Random House Webster's College Dictionary

laid′ pa′per(n.)

  1. paper with fine parallel and cross lines produced in manufacturing.

    Category: Printing

    Ref: Compare wove paper.

Origin of laid paper:

1830–40

Princeton's WordNet

  1. laid paper(noun)

    writing paper having a watermark of fine lines running across the grain

Freebase

  1. Laid paper

    Laid paper is a type of paper having a ribbed texture imparted by the manufacturing process. In the 19th century its use diminished as it was largely supplanted by wove paper. Laid paper is still commonly used by artists as a support for charcoal drawings. In pre-mechanical papermaking, the laid pattern was produced by the wire sieve in the rectangular mold used to produce single sheets of paper. A worker would dip the mold into a vat containing diluted linen pulp, then lift it out, tilt it to spread the pulp evenly over the sieve, and, as the water drained out between the wires, shake the mold to lock the fibers together.

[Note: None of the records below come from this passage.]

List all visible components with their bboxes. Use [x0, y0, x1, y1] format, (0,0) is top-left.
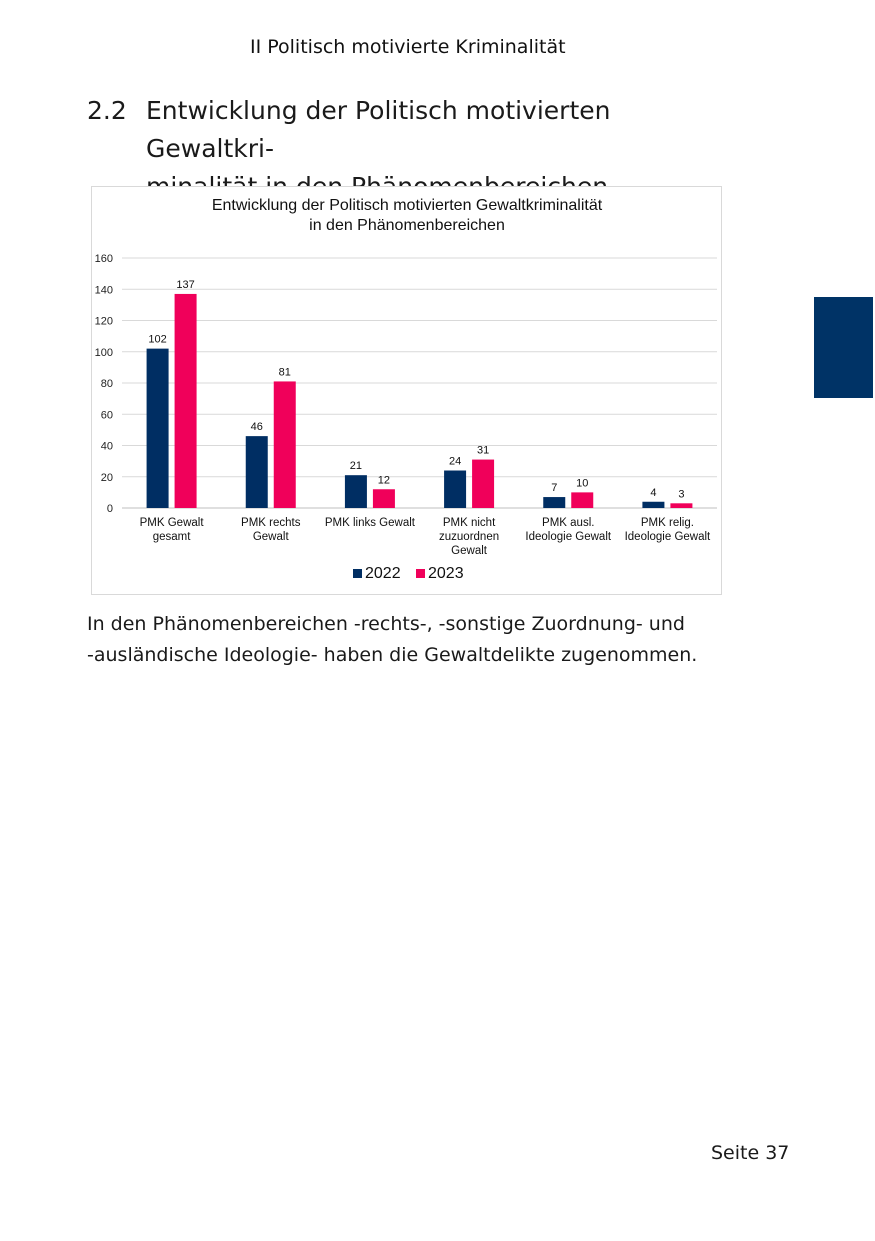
y-tick-label: 100 [94, 346, 113, 359]
section-number: 2.2 [87, 96, 127, 125]
x-tick-label: PMK nicht [442, 517, 496, 529]
legend-label: 2023 [428, 565, 464, 582]
data-label: 137 [176, 278, 195, 291]
body-paragraph: In den Phänomenbereichen -rechts-, -sonstige Zuordnung- und -ausländische Ideologie- haben die Gewaltdelikte zugenommen. [87, 613, 698, 666]
y-tick-label: 60 [100, 409, 113, 422]
y-tick-label: 160 [94, 253, 113, 265]
data-label: 31 [476, 444, 490, 457]
x-tick-label: PMK ausl. [542, 517, 595, 529]
bar-2022 [543, 497, 565, 508]
x-tick-label: Ideologie Gewalt [525, 531, 612, 543]
bar-2023 [571, 492, 593, 508]
y-tick-label: 20 [100, 471, 113, 484]
chart-title-line: Entwicklung der Politisch motivierten Gewaltkriminalität [211, 197, 603, 214]
bar-2023 [175, 294, 197, 508]
data-label: 81 [278, 366, 291, 379]
bar-2022 [642, 502, 664, 508]
x-tick-label: PMK relig. [640, 517, 694, 529]
data-label: 21 [349, 460, 363, 473]
chapter-side-tab [814, 297, 873, 398]
data-label: 12 [377, 474, 391, 487]
y-tick-label: 80 [100, 378, 113, 390]
legend-swatch-2022 [353, 569, 362, 578]
x-tick-label: gesamt [152, 531, 191, 543]
section-title-line: Entwicklung der Politisch motivierten Gewaltkri- [146, 96, 611, 163]
data-label: 46 [250, 421, 263, 434]
legend-swatch-2023 [416, 569, 425, 578]
chart-frame [91, 186, 722, 595]
bar-2023 [274, 381, 296, 508]
legend-label: 2022 [365, 565, 401, 582]
x-tick-label: PMK links Gewalt [324, 517, 415, 529]
y-tick-label: 0 [106, 503, 113, 515]
data-label: 10 [576, 477, 589, 490]
bar-2022 [147, 349, 169, 508]
bar-2022 [246, 436, 268, 508]
running-header: II Politisch motivierte Kriminalität [250, 36, 566, 58]
x-tick-label: Ideologie Gewalt [624, 531, 711, 543]
x-tick-label: PMK rechts [241, 517, 301, 529]
y-tick-label: 40 [100, 440, 113, 453]
page-number: Seite 37 [711, 1142, 790, 1164]
y-tick-label: 140 [94, 284, 113, 297]
bar-chart [92, 187, 723, 596]
data-label: 4 [650, 486, 657, 499]
y-tick-label: 120 [94, 315, 113, 328]
x-tick-label: zuzuordnen [439, 531, 500, 543]
data-label: 7 [551, 482, 558, 495]
x-tick-label: Gewalt [252, 531, 289, 543]
bar-2023 [472, 460, 494, 508]
bar-2023 [373, 489, 395, 508]
bar-2022 [345, 475, 367, 508]
data-label: 102 [148, 333, 167, 346]
bar-2023 [670, 503, 692, 508]
x-tick-label: PMK Gewalt [139, 517, 204, 529]
x-tick-label: Gewalt [451, 545, 487, 557]
chart-title-line: in den Phänomenbereichen [309, 217, 505, 234]
bar-2022 [444, 471, 466, 509]
data-label: 3 [678, 488, 685, 501]
data-label: 24 [448, 455, 462, 468]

In the process, the pattern of the wires in the sieve was imparted to the sheet of paper. Modern papermaking techniques use a dandy roll to create the laid pattern during the early stages of manufacture, in the same way as applying a paper watermark. While in the wet state, the paper stock is drained on a wire mesh to de-water the stock. During this process, a dandy roll with a laid mesh pattern is pressed into the wet stock, displacing the cellulose fiber. This pattern has to be applied at a particular stock consistency; otherwise the pattern will be lost as the fiber flows back while the stock moves past the dandy, or fiber will pick out of the stock, causing surface disruption. As the fiber is displaced, localized areas of higher and lower density are produced in a laid pattern, and the pattern is also created on the paper's surface. The pattern is therefore apparent both as one looks through the sheet and as one views its surface. Applying the laid pattern as a mechanical emboss would not create the laid pattern effect on the look-through, as this is only achieved by watermarking techniques.